It’s exceedingly rare to come across people who possess all the data skills for digital transformation. In the human resources world, they call that a skill gap. At the U.S. Patent and Trademark Office, the Branch Chief of Advanced Analytics Scott Beliveau calls that a data unicorn.
A data unicorn is a mathematician, data scientist and storyteller — someone who is mathematically strong, technically learned and narratively inclined to draw data insights for the business or mission value.
“There are very few folks like that,” Beliveau said at GovLoop’s virtual summit Wednesday. And that’s in both the public and private spheres. “We’re not looking to hire our way out of this. We can’t hire our way into digital transformation nirvana, per se,” Beliveau added.
In that case, how can agencies reach digital transformation nirvana — or at least some success?
According to experts, digital transformation is the process of using new technologies to change business processes, culture and customer experience to meet market demands. Data analytics is critical to this because it provides clarity on how to best change a particular process or enable people to make the most valuable impact for their organization, Beliveau said.
For many organizations however, digital transformation efforts have not been as successful as anticipated. Andy MacIsaac, Director of Solutions Marketing for Public Sector at Alteryx, cited a McKinsey survey that said 8 out of 10 respondents embarked on a digital transformation journey, but only a third succeeded.
According to MacIsaac, the organizations that succeeded did so because they addressed the three digital transformation pillars together: people, process and data.
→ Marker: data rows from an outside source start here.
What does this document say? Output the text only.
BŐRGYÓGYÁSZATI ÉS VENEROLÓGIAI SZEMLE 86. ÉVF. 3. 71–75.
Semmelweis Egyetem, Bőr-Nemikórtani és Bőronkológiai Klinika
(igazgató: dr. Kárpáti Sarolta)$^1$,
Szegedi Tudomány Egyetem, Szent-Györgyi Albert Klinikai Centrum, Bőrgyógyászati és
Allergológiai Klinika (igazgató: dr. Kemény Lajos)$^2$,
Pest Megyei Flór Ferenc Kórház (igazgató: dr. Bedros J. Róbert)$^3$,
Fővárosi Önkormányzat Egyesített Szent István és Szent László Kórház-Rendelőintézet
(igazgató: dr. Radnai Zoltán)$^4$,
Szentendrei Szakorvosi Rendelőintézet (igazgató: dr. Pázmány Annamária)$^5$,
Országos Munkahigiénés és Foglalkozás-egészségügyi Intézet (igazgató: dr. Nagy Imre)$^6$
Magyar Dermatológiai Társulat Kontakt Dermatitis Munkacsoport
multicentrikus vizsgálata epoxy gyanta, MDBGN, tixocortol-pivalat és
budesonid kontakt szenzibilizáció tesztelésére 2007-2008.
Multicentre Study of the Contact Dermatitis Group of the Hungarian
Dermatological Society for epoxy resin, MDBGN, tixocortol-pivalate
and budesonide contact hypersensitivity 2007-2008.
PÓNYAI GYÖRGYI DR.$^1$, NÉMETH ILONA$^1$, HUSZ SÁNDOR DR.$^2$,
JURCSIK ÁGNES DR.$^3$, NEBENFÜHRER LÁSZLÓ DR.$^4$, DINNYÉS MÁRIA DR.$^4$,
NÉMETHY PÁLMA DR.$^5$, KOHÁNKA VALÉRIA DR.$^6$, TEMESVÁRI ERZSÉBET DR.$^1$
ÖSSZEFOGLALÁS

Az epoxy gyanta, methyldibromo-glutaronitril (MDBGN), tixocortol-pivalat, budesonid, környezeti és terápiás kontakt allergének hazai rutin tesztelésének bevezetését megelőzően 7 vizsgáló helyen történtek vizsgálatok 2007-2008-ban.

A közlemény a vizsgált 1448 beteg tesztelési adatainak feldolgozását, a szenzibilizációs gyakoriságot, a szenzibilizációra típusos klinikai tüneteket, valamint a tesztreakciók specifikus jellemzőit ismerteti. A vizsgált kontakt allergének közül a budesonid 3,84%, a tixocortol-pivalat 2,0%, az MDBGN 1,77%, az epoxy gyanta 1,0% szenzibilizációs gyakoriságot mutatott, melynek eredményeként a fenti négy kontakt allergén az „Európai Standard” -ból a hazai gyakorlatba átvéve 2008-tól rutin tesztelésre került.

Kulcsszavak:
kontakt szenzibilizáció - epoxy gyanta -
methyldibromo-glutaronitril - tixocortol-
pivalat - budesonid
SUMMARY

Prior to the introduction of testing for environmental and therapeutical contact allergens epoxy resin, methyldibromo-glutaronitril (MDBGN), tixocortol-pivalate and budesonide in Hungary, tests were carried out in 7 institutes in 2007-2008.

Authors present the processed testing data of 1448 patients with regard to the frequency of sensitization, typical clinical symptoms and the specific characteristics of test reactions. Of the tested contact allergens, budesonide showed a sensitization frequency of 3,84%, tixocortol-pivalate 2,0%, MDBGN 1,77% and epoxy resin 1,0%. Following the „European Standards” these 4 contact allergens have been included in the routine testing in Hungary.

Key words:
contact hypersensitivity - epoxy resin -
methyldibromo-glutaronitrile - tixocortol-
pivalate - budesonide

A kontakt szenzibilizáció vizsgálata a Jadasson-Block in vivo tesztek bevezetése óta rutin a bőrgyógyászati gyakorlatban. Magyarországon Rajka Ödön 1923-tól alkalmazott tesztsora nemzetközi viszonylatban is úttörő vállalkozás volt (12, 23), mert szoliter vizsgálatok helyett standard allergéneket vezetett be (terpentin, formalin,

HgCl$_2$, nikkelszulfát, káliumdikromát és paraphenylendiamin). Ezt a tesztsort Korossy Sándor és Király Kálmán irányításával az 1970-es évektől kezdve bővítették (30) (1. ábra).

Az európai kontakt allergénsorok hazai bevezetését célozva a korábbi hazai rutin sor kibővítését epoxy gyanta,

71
But MacIsaac added another point to the challenge that unsuccessful organizations faced.
“You can have all these great processes and the access to data, but are you leveraging the key resources — people? Are you enabling people to leverage data and insights?” MacIsaac said.
Solution: Data Democratization and Borderless Collaboration
The solution to drive a successful digital transformation without data unicorns is two-pronged: data democratization and borderless collaboration.
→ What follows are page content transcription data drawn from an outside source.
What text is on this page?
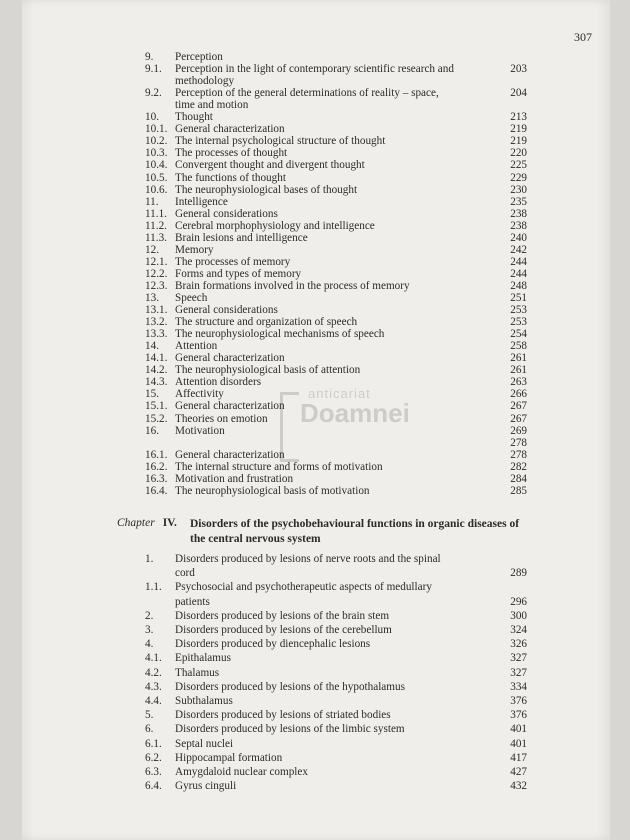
307
anticariat
Doamnei
9.	Perception
9.1.	Perception in the light of contemporary scientific research and	203
methodology
9.2.	Perception of the general determinations of reality – space,	204
time and motion
10.	Thought	213
10.1. General characterization	219
10.2. The internal psychological structure of thought	219
10.3. The processes of thought	220
10.4. Convergent thought and divergent thought	225
10.5. The functions of thought	229
10.6. The neurophysiological bases of thought	230
11.	Intelligence	235
11.1. General considerations	238
11.2. Cerebral morphophysiology and intelligence	238
11.3. Brain lesions and intelligence	240
12.	Memory	242
12.1. The processes of memory	244
12.2. Forms and types of memory	244
12.3. Brain formations involved in the process of memory	248
13.	Speech	251
13.1. General considerations	253
13.2. The structure and organization of speech	253
13.3. The neurophysiological mechanisms of speech	254
14.	Attention	258
14.1. General characterization	261
14.2. The neurophysiological basis of attention	261
14.3. Attention disorders	263
15.	Affectivity	266
15.1. General characterization	267
15.2. Theories on emotion	267
16.	Motivation	269
278
16.1. General characterization	278
16.2. The internal structure and forms of motivation	282
16.3. Motivation and frustration	284
16.4. The neurophysiological basis of motivation	285
Chapter IV. Disorders of the psychobehavioural functions in organic diseases of the central nervous system
1.	Disorders produced by lesions of nerve roots and the spinal
cord	289
1.1.	Psychosocial and psychotherapeutic aspects of medullary
patients	296
2.	Disorders produced by lesions of the brain stem	300
3.	Disorders produced by lesions of the cerebellum	324
4.	Disorders produced by diencephalic lesions	326
4.1.	Epithalamus	327
4.2.	Thalamus	327
4.3.	Disorders produced by lesions of the hypothalamus	334
4.4.	Subthalamus	376
5.	Disorders produced by lesions of striated bodies	376
6.	Disorders produced by lesions of the limbic system	401
6.1.	Septal nuclei	401
6.2.	Hippocampal formation	417
6.3.	Amygdaloid nuclear complex	427
6.4.	Gyrus cinguli	432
“The idea of democratization is making data as available as possible for the right analysis,” MacIsaac said. It’s being able to provide a tool or platform that a data user at any level can leverage to answer the questions they have. These questions don’t have to be big — in fact, MacIsaac and Beliveau both argued that data-driven digital transformation efforts need to be small and, ideally, passion-driven. In the absence of data unicorns, organizations can empower the people they already have to take on bite-sized analytics projects around issues they’re passionate about through providing the right platform.
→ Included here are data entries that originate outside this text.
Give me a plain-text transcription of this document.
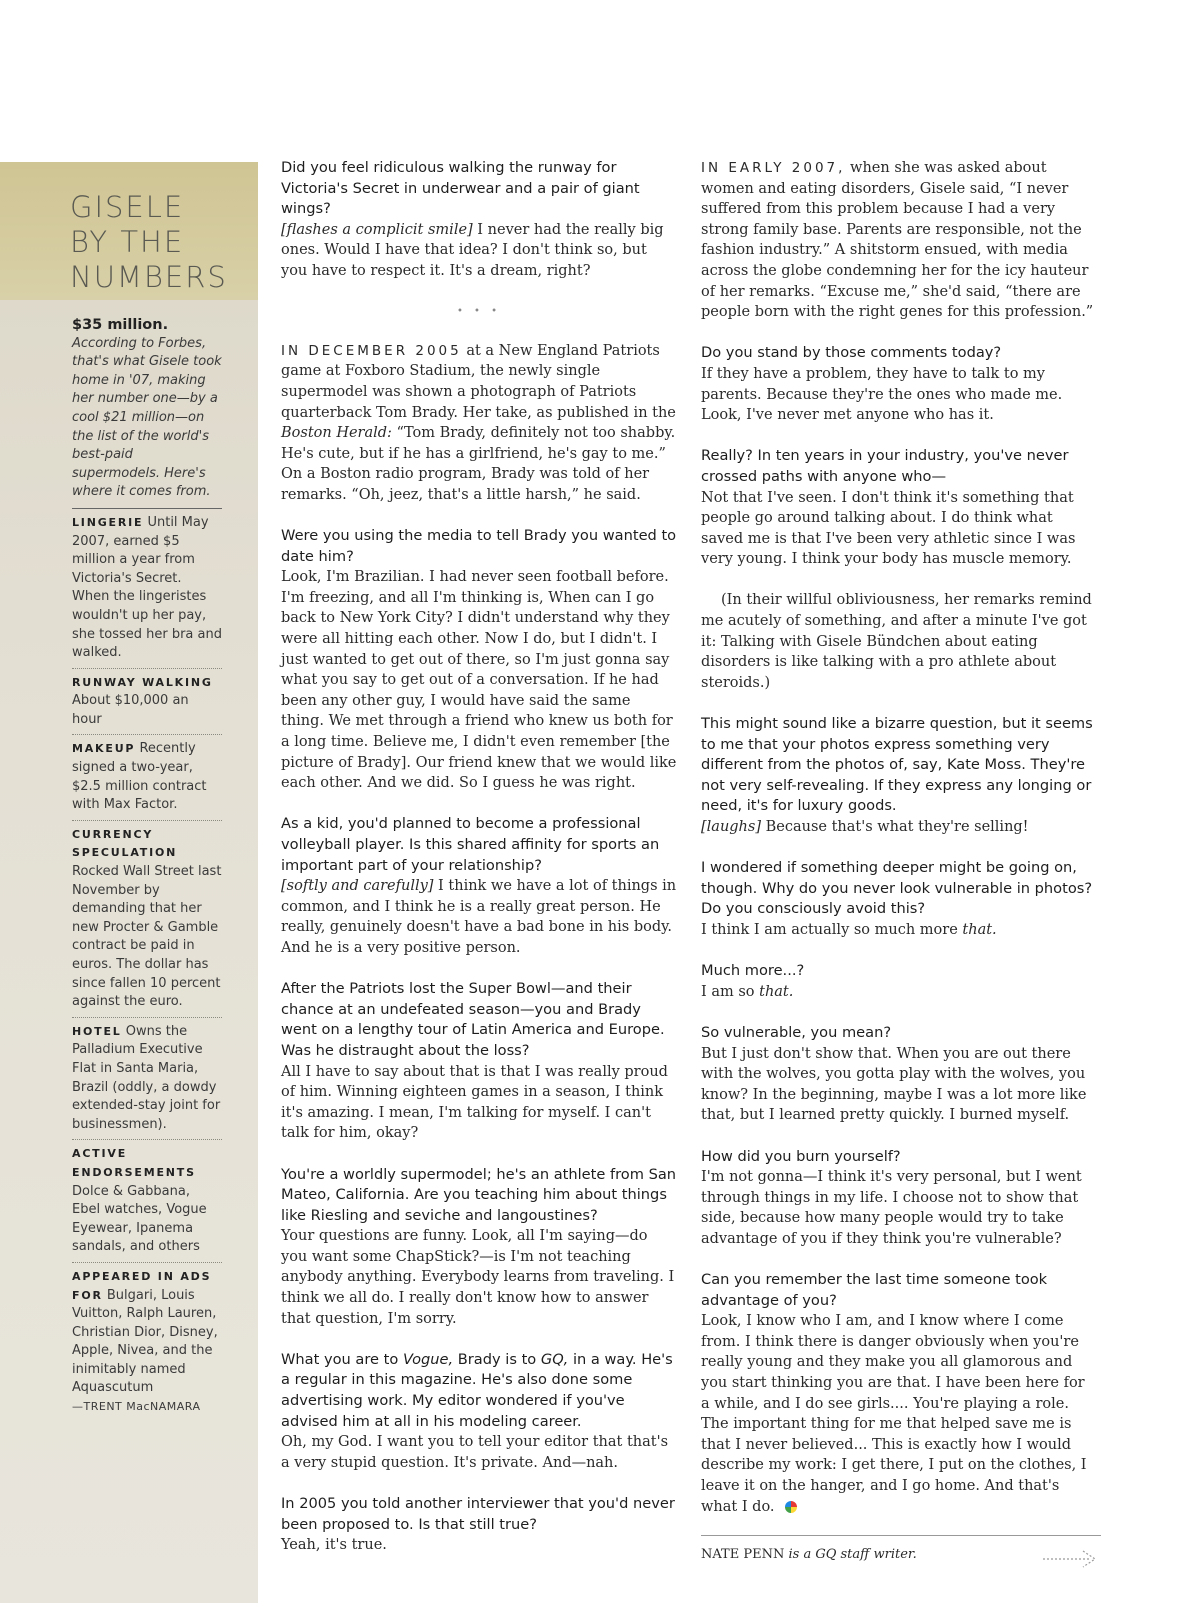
GISELE
BY THE
NUMBERS
$35 million.
According to Forbes, that's what Gisele took home in '07, making her number one—by a cool $21 million—on the list of the world's best-paid supermodels. Here's where it comes from.
LINGERIE Until May 2007, earned $5 million a year from Victoria's Secret. When the lingeristes wouldn't up her pay, she tossed her bra and walked.
RUNWAY WALKING
About $10,000 an hour
MAKEUP Recently signed a two-year, $2.5 million contract with Max Factor.
CURRENCY SPECULATION
Rocked Wall Street last November by demanding that her new Procter & Gamble contract be paid in euros. The dollar has since fallen 10 percent against the euro.
HOTEL Owns the Palladium Executive Flat in Santa Maria, Brazil (oddly, a dowdy extended-stay joint for businessmen).
ACTIVE ENDORSEMENTS
Dolce & Gabbana, Ebel watches, Vogue Eyewear, Ipanema sandals, and others
APPEARED IN ADS FOR Bulgari, Louis Vuitton, Ralph Lauren, Christian Dior, Disney, Apple, Nivea, and the inimitably named Aquascutum
—TRENT MacNAMARA
Did you feel ridiculous walking the runway for Victoria's Secret in underwear and a pair of giant wings?
[flashes a complicit smile] I never had the really big ones. Would I have that idea? I don't think so, but you have to respect it. It's a dream, right?
• • •
IN DECEMBER 2005 at a New England Patriots game at Foxboro Stadium, the newly single supermodel was shown a photograph of Patriots quarterback Tom Brady. Her take, as published in the Boston Herald: “Tom Brady, definitely not too shabby. He's cute, but if he has a girlfriend, he's gay to me.” On a Boston radio program, Brady was told of her remarks. “Oh, jeez, that's a little harsh,” he said.
Were you using the media to tell Brady you wanted to date him?
Look, I'm Brazilian. I had never seen football before. I'm freezing, and all I'm thinking is, When can I go back to New York City? I didn't understand why they were all hitting each other. Now I do, but I didn't. I just wanted to get out of there, so I'm just gonna say what you say to get out of a conversation. If he had been any other guy, I would have said the same thing. We met through a friend who knew us both for a long time. Believe me, I didn't even remember [the picture of Brady]. Our friend knew that we would like each other. And we did. So I guess he was right.
As a kid, you'd planned to become a professional volleyball player. Is this shared affinity for sports an important part of your relationship?
[softly and carefully] I think we have a lot of things in common, and I think he is a really great person. He really, genuinely doesn't have a bad bone in his body. And he is a very positive person.
After the Patriots lost the Super Bowl—and their chance at an undefeated season—you and Brady went on a lengthy tour of Latin America and Europe. Was he distraught about the loss?
All I have to say about that is that I was really proud of him. Winning eighteen games in a season, I think it's amazing. I mean, I'm talking for myself. I can't talk for him, okay?
You're a worldly supermodel; he's an athlete from San Mateo, California. Are you teaching him about things like Riesling and seviche and langoustines?
Your questions are funny. Look, all I'm saying—do you want some ChapStick?—is I'm not teaching anybody anything. Everybody learns from traveling. I think we all do. I really don't know how to answer that question, I'm sorry.
What you are to Vogue, Brady is to GQ, in a way. He's a regular in this magazine. He's also done some advertising work. My editor wondered if you've advised him at all in his modeling career.
Oh, my God. I want you to tell your editor that that's a very stupid question. It's private. And—nah.
In 2005 you told another interviewer that you'd never been proposed to. Is that still true?
Yeah, it's true.
IN EARLY 2007, when she was asked about women and eating disorders, Gisele said, “I never suffered from this problem because I had a very strong family base. Parents are responsible, not the fashion industry.” A shitstorm ensued, with media across the globe condemning her for the icy hauteur of her remarks. “Excuse me,” she'd said, “there are people born with the right genes for this profession.”
Do you stand by those comments today?
If they have a problem, they have to talk to my parents. Because they're the ones who made me. Look, I've never met anyone who has it.
Really? In ten years in your industry, you've never crossed paths with anyone who—
Not that I've seen. I don't think it's something that people go around talking about. I do think what saved me is that I've been very athletic since I was very young. I think your body has muscle memory.
(In their willful obliviousness, her remarks remind me acutely of something, and after a minute I've got it: Talking with Gisele Bündchen about eating disorders is like talking with a pro athlete about steroids.)
This might sound like a bizarre question, but it seems to me that your photos express something very different from the photos of, say, Kate Moss. They're not very self-revealing. If they express any longing or need, it's for luxury goods.
[laughs] Because that's what they're selling!
I wondered if something deeper might be going on, though. Why do you never look vulnerable in photos? Do you consciously avoid this?
I think I am actually so much more that.
Much more...?
I am so that.
So vulnerable, you mean?
But I just don't show that. When you are out there with the wolves, you gotta play with the wolves, you know? In the beginning, maybe I was a lot more like that, but I learned pretty quickly. I burned myself.
How did you burn yourself?
I'm not gonna—I think it's very personal, but I went through things in my life. I choose not to show that side, because how many people would try to take advantage of you if they think you're vulnerable?
Can you remember the last time someone took advantage of you?
Look, I know who I am, and I know where I come from. I think there is danger obviously when you're really young and they make you all glamorous and you start thinking you are that. I have been here for a while, and I do see girls.... You're playing a role. The important thing for me that helped save me is that I never believed... This is exactly how I would describe my work: I get there, I put on the clothes, I leave it on the hanger, and I go home. And that's what I do.
NATE PENN is a GQ staff writer.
Additionally, agencies can engage in what Beliveau called “borderless collaboration.” It reaches across human silos to bring the best ideas to a problem, no matter what position the person has.
“It’s not necessarily looking at this problem as belonging to this particular business unit or space. But it’s bringing in lots of people who are passionate about lots of ideas, regardless of their position in the organization or where they work in,” Beliveau said.
Though agencies may not have many data unicorns, they may be able to create some by leveraging the passions their people already have.